College of Chemistry, Fuzhou University, Fuzhou, 350108, China.
Shenzhen Key Laboratory of Pathogen and Immunity, National Clinical Research Center for Infectious Disease, State Key Discipline of Infectious Disease, Shenzhen Third People's Hospital, Second Hospital Affiliated to Southern University of Science and Technology, Shenzhen, China.
Antiviral Res. 2022 Oct;206:105389. doi: 10.1016/j.antiviral.2022.105389. Epub 2022 Aug 17.
The severe acute respiratory syndrome coronavirus-2 (SARS-CoV-2) helicase NSP13 plays a conserved role in the replication of coronaviruses and has been identified as an ideal target for the development of antiviral drugs against SARS-CoV-2. Here, we identify a novel NSP13 helicase inhibitor punicalagin (PUG) through high-throughput screening.
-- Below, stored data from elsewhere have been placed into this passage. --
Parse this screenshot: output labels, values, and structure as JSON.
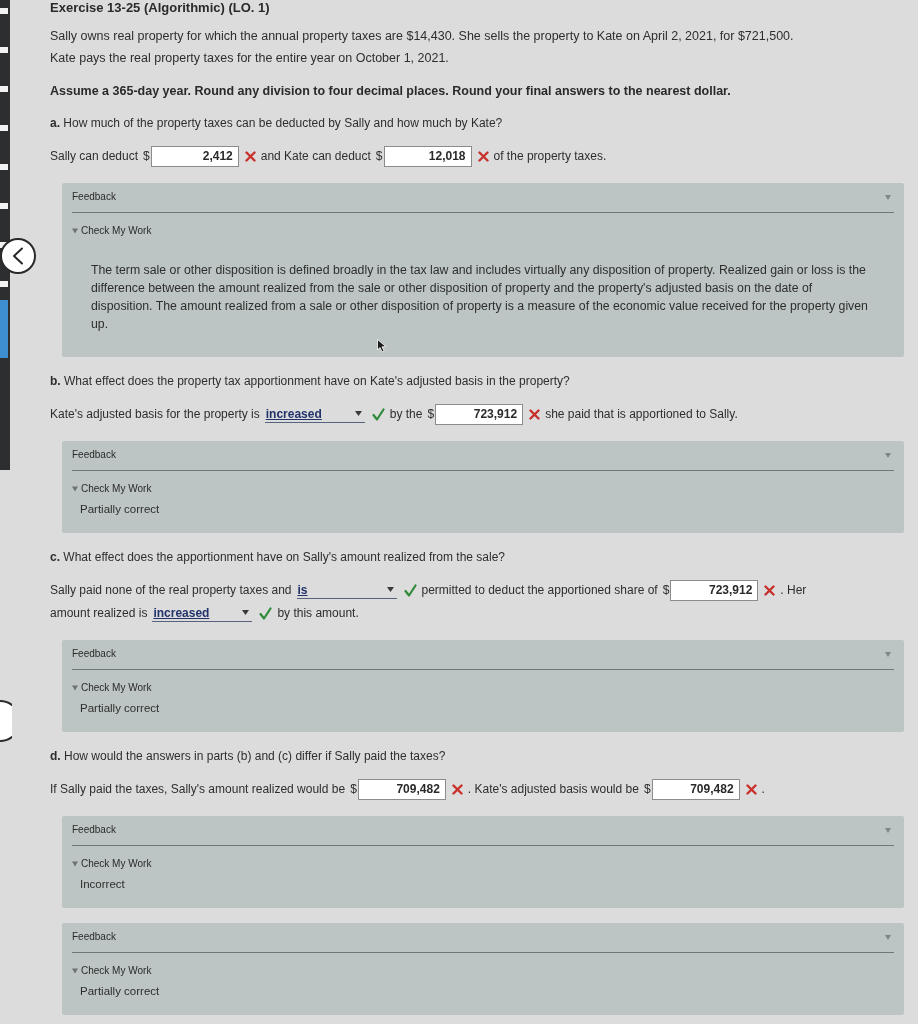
{
  "title": "Exercise 13-25 (Algorithmic) (LO. 1)",
  "intro": "Sally owns real property for which the annual property taxes are $14,430. She sells the property to Kate on April 2, 2021, for $721,500. Kate pays the real property taxes for the entire year on October 1, 2021.",
  "instructions": "Assume a 365-day year. Round any division to four decimal places. Round your final answers to the nearest dollar.",
  "parts": [
    {
      "letter": "a.",
      "question": "How much of the property taxes can be deducted by Sally and how much by Kate?",
      "lines": [
        [
          {
            "kind": "text",
            "text": "Sally can deduct"
          },
          {
            "kind": "amount",
            "currency": "$",
            "value": "2,412",
            "correct": false
          },
          {
            "kind": "text",
            "text": "and Kate can deduct"
          },
          {
            "kind": "amount",
            "currency": "$",
            "value": "12,018",
            "correct": false
          },
          {
            "kind": "text",
            "text": "of the property taxes."
          }
        ]
      ],
      "feedback": {
        "label": "Feedback",
        "check_label": "Check My Work",
        "expanded": true,
        "kind": "explanation",
        "message": "The term sale or other disposition is defined broadly in the tax law and includes virtually any disposition of property. Realized gain or loss is the difference between the amount realized from the sale or other disposition of property and the property's adjusted basis on the date of disposition. The amount realized from a sale or other disposition of property is a measure of the economic value received for the property given up."
      }
    },
    {
      "letter": "b.",
      "question": "What effect does the property tax apportionment have on Kate's adjusted basis in the property?",
      "lines": [
        [
          {
            "kind": "text",
            "text": "Kate's adjusted basis for the property is"
          },
          {
            "kind": "select",
            "value": "increased",
            "correct": true
          },
          {
            "kind": "text",
            "text": "by the"
          },
          {
            "kind": "amount",
            "currency": "$",
            "value": "723,912",
            "correct": false
          },
          {
            "kind": "text",
            "text": "she paid that is apportioned to Sally."
          }
        ]
      ],
      "feedback": {
        "label": "Feedback",
        "check_label": "Check My Work",
        "expanded": true,
        "kind": "status",
        "message": "Partially correct"
      }
    },
    {
      "letter": "c.",
      "question": "What effect does the apportionment have on Sally's amount realized from the sale?",
      "lines": [
        [
          {
            "kind": "text",
            "text": "Sally paid none of the real property taxes and"
          },
          {
            "kind": "select",
            "value": "is",
            "correct": true
          },
          {
            "kind": "text",
            "text": "permitted to deduct the apportioned share of"
          },
          {
            "kind": "amount",
            "currency": "$",
            "value": "723,912",
            "correct": false
          },
          {
            "kind": "text",
            "text": ". Her"
          }
        ],
        [
          {
            "kind": "text",
            "text": "amount realized is"
          },
          {
            "kind": "select",
            "value": "increased",
            "correct": true
          },
          {
            "kind": "text",
            "text": "by this amount."
          }
        ]
      ],
      "feedback": {
        "label": "Feedback",
        "check_label": "Check My Work",
        "expanded": true,
        "kind": "status",
        "message": "Partially correct"
      }
    },
    {
      "letter": "d.",
      "question": "How would the answers in parts (b) and (c) differ if Sally paid the taxes?",
      "lines": [
        [
          {
            "kind": "text",
            "text": "If Sally paid the taxes, Sally's amount realized would be"
          },
          {
            "kind": "amount",
            "currency": "$",
            "value": "709,482",
            "correct": false
          },
          {
            "kind": "text",
            "text": ". Kate's adjusted basis would be"
          },
          {
            "kind": "amount",
            "currency": "$",
            "value": "709,482",
            "correct": false
          },
          {
            "kind": "text",
            "text": "."
          }
        ]
      ],
      "feedback": {
        "label": "Feedback",
        "check_label": "Check My Work",
        "expanded": true,
        "kind": "status",
        "message": "Incorrect"
      }
    }
  ],
  "extra_feedback": {
    "label": "Feedback",
    "check_label": "Check My Work",
    "expanded": true,
    "kind": "status",
    "message": "Partially correct"
  }
}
Surface plasmon resonance (SPR)-based analysis and molecular docking calculation reveal that PUG directly binds NSP13 on the interface of domains 1A and 2A, with a K value of 21.6 nM. Further biochemical and structural analyses suggest that PUG inhibits NSP13 on ATP hydrolysis and prevents it binding to DNA substrates. Finally, the antiviral studies show that PUG effectively suppresses the SARS-CoV-2 replication in A549-ACE2 and Vero cells, with EC values of 347 nM and 196 nM, respectively. Our work demonstrates the potential application of PUG in the treatment of coronavirus disease 2019 (COVID-19) and identifies an allosteric inhibition mechanism for future drug design targeting the viral helicases.
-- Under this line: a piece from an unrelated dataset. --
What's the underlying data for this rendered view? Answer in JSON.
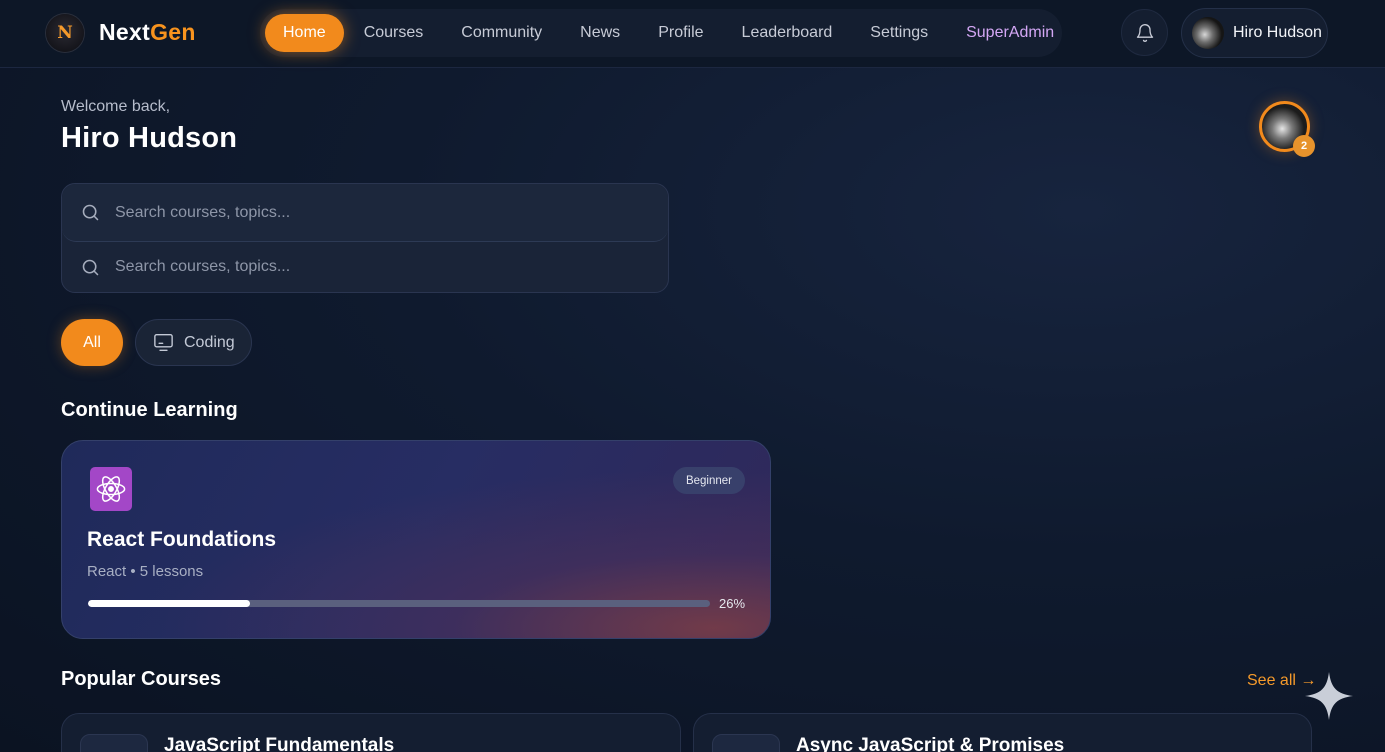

严重急性呼吸综合征冠状病毒 2(SARS-CoV-2)解旋酶 NSP13 在冠状病毒的复制中发挥保守作用,已被确定为开发针对 SARS-CoV-2 的抗病毒药物的理想靶点。在这里,我们通过高通量筛选鉴定出一种新型 NSP13 解旋酶抑制剂鞣花酸(PUG)。基于表面等离子体共振(SPR)的分析和分子对接计算表明,PUG 直接结合 NSP13 在结构域 1A 和 2A 的界面上,K 值为 21.6 nM。进一步的生化和结构分析表明,PUG 抑制 NSP13 的 ATP 水解,并阻止其与 DNA 底物结合。最后,抗病毒研究表明 PUG 能有效抑制 A549-ACE2 和 Vero 细胞中 SARS-CoV-2 的复制,EC 值分别为 347 nM 和 196 nM。我们的工作证明了 PUG 在治疗 2019 年冠状病毒病(COVID-19)中的应用潜力,并确定了针对病毒解旋酶的未来药物设计的变构抑制机制。